A CONSTRUCTION worker has told how he rushed to help a colleague who was fatally injured while working on the new Queensferry Crossing.

Lucas Holis, 24, described how he was with John Cousin on the north tower deck of the bridge when the fitter was struck by part of a crane on April 28 last year.

A fatal accident inquiry into the death of 62-year-old Cousin, from Northumberland, got under way at Stirling Sheriff Court yesterday.

Holis, a steel workers ganger from the Czech Republic, told the inquiry the crane in question had been out of use the day before the accident due to a burst hose that was leaking hydraulic oil. It was placed in an exclusion zone and crane company GGR Group was contacted to see about getting it fixed, he said.

On the morning of the accident, Holis said he was working with GGR fitter Stewart Clark to repair the machine. He said that while working on the crane Clark had lowered the boom, causing the oil to leak “more and more” and as a result he went to fetch absorbent granules.

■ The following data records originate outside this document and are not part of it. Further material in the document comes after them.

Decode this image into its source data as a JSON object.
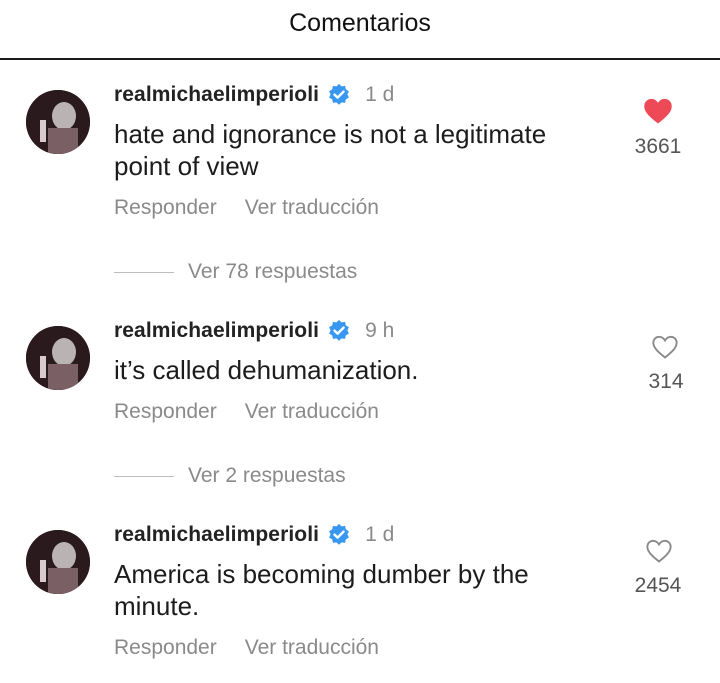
{
  "header": {
    "title": "Comentarios"
  },
  "comments": [
    {
      "username": "realmichaelimperioli",
      "time": "1 d",
      "text": "hate and ignorance is not a legitimate point of view",
      "reply_label": "Responder",
      "translate_label": "Ver traducción",
      "likes": "3661",
      "liked": true,
      "view_replies": "Ver 78 respuestas"
    },
    {
      "username": "realmichaelimperioli",
      "time": "9 h",
      "text": "it’s called dehumanization.",
      "reply_label": "Responder",
      "translate_label": "Ver traducción",
      "likes": "314",
      "liked": false,
      "view_replies": "Ver 2 respuestas"
    },
    {
      "username": "realmichaelimperioli",
      "time": "1 d",
      "text": "America is becoming dumber by the minute.",
      "reply_label": "Responder",
      "translate_label": "Ver traducción",
      "likes": "2454",
      "liked": false
    }
  ],
  "colors": {
    "like_red": "#ed4956",
    "verified_blue": "#3897f0",
    "muted": "#8a8a8a"
  }
}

Holis said the two men were joined by Cousin, whom he had met a few times, and who had come over “to have a look probably”.

Holis said he was spreading the absorbent granules behind the crane when “I heard the noise, I heard steel on steel, when it starts scraping. I heard the noise and just turned around.”

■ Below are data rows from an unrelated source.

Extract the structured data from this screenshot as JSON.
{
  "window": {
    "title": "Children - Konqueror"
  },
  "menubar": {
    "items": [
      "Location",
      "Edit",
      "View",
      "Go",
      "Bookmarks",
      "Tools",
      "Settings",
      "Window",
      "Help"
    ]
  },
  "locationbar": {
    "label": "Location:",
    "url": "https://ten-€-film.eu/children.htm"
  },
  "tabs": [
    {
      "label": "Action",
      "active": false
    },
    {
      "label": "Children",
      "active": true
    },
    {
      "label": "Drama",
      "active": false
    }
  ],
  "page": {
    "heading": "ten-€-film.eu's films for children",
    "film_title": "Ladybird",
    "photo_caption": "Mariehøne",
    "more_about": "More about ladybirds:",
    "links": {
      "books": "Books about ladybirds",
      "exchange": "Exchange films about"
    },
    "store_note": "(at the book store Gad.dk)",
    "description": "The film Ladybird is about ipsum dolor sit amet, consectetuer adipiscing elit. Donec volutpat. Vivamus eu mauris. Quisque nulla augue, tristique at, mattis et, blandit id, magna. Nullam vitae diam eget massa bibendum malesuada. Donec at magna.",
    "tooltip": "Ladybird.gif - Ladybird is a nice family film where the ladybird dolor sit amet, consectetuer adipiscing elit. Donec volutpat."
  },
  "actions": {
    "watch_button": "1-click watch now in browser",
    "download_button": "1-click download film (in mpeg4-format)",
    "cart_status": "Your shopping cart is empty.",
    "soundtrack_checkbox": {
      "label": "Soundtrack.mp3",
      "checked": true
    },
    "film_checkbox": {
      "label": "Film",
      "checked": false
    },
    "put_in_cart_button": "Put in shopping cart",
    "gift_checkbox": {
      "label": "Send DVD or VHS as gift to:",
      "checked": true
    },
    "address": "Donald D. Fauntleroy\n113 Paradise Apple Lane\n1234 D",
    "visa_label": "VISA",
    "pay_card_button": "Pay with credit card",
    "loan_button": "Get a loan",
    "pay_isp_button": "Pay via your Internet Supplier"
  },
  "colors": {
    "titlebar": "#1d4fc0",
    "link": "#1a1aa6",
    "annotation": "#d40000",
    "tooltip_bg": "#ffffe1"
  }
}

At the time, he said, Clark was on the middle of the crane while Cousin was somewhere at the front of the boom holding his hands up. “It fell over on him,” he told the inquiry.

“I think [Clark] was still on the crane. I asked him if he was alright and he answered. I saw John Cousin lying there on the deck and I just ran to him straight away.”

Holis agreed the fitter had “very clear injuries” and said he put him in the recovery position. Holis added: “I just shouted for help. I could see the blood and everything.”

The crane’s fly jib was on the ground but he did not see how it had become detached, he told the inquiry.

The witness said the injured man was taken from the bridge by boat.

The inquiry continues today.Construction of the £1.3 billion new bridge across the Forth began in 2011 and it was officially opened by the Queen in September.